Another was we saved every little bit of everything was that we never used soap to do dishes because the dishwater had to be fed to the pigs as ’swill.’ They were washed in hot water and rinsed in hot water from the inevitable tea kettle boiling on the wood stove, but no soap was used. We also used to make all our soap. We saved every scrap of fat and when pigs were killed any fat that wasn’t used, was made into lard and stored for use (Crisco was unknown) but also any other little pieces were rendered and used for soap. (I still save every bit of fat and make soap. I started doing it just for the fun of knowing I could make the stuff, but now I make it and put it in the attic for my year’s supply.

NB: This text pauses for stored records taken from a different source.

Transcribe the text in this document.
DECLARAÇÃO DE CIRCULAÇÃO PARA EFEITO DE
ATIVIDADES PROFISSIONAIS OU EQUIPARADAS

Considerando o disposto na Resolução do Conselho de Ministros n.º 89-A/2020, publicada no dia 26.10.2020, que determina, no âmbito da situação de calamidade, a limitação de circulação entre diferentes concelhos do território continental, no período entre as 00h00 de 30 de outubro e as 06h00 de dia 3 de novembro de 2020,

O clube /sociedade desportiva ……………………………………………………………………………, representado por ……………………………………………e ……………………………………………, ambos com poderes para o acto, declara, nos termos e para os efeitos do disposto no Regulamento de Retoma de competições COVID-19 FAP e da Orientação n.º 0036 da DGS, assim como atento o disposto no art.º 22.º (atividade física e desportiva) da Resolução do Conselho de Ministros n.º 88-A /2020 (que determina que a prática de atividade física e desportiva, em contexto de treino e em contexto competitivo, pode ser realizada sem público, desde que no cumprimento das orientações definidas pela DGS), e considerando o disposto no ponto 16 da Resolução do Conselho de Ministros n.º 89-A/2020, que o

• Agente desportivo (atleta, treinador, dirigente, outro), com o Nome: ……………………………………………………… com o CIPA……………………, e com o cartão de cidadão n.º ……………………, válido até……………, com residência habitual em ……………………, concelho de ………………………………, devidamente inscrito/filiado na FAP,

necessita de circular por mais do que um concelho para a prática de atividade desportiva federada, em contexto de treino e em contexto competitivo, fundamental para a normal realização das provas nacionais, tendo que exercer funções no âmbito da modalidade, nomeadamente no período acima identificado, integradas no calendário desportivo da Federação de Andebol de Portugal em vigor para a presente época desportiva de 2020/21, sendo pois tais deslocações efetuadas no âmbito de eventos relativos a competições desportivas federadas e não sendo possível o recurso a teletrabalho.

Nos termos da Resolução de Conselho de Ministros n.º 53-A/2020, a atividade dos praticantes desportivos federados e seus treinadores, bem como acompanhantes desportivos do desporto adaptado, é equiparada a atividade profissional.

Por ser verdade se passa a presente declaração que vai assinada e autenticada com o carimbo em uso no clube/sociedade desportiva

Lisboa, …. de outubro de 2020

Nothing ever went to waste. Scraps fed the dogs or cats (dog food was unknown also) and the birds got what they didn’t eat. Another art of my grandmother was making cheese. She had a washtub that wasn’t used for anything else. She would put the milk in and so many Rennet tablets. And then when it had ‘set’, I always had the joyful job of cutting it into squares and then crosswise. I loved the smooth feel of the embryo cheese beneath the knife.

Speaking of money, I have mentioned how careful my Mother was of it. Whenever I needed a new dress or something, she always went into her song and dance about being overdrawn at the bank, and how short of money we were. But, if I persisted I always got it. “I don’t think I ever asked for too much of anything and then when the bank statement came I found we had maybe $1,500 in the checking balance. This was quite an amount for those days. I don’t know why I always fell for her exclamations of poverty, but I did. However, we all had whatever we really needed.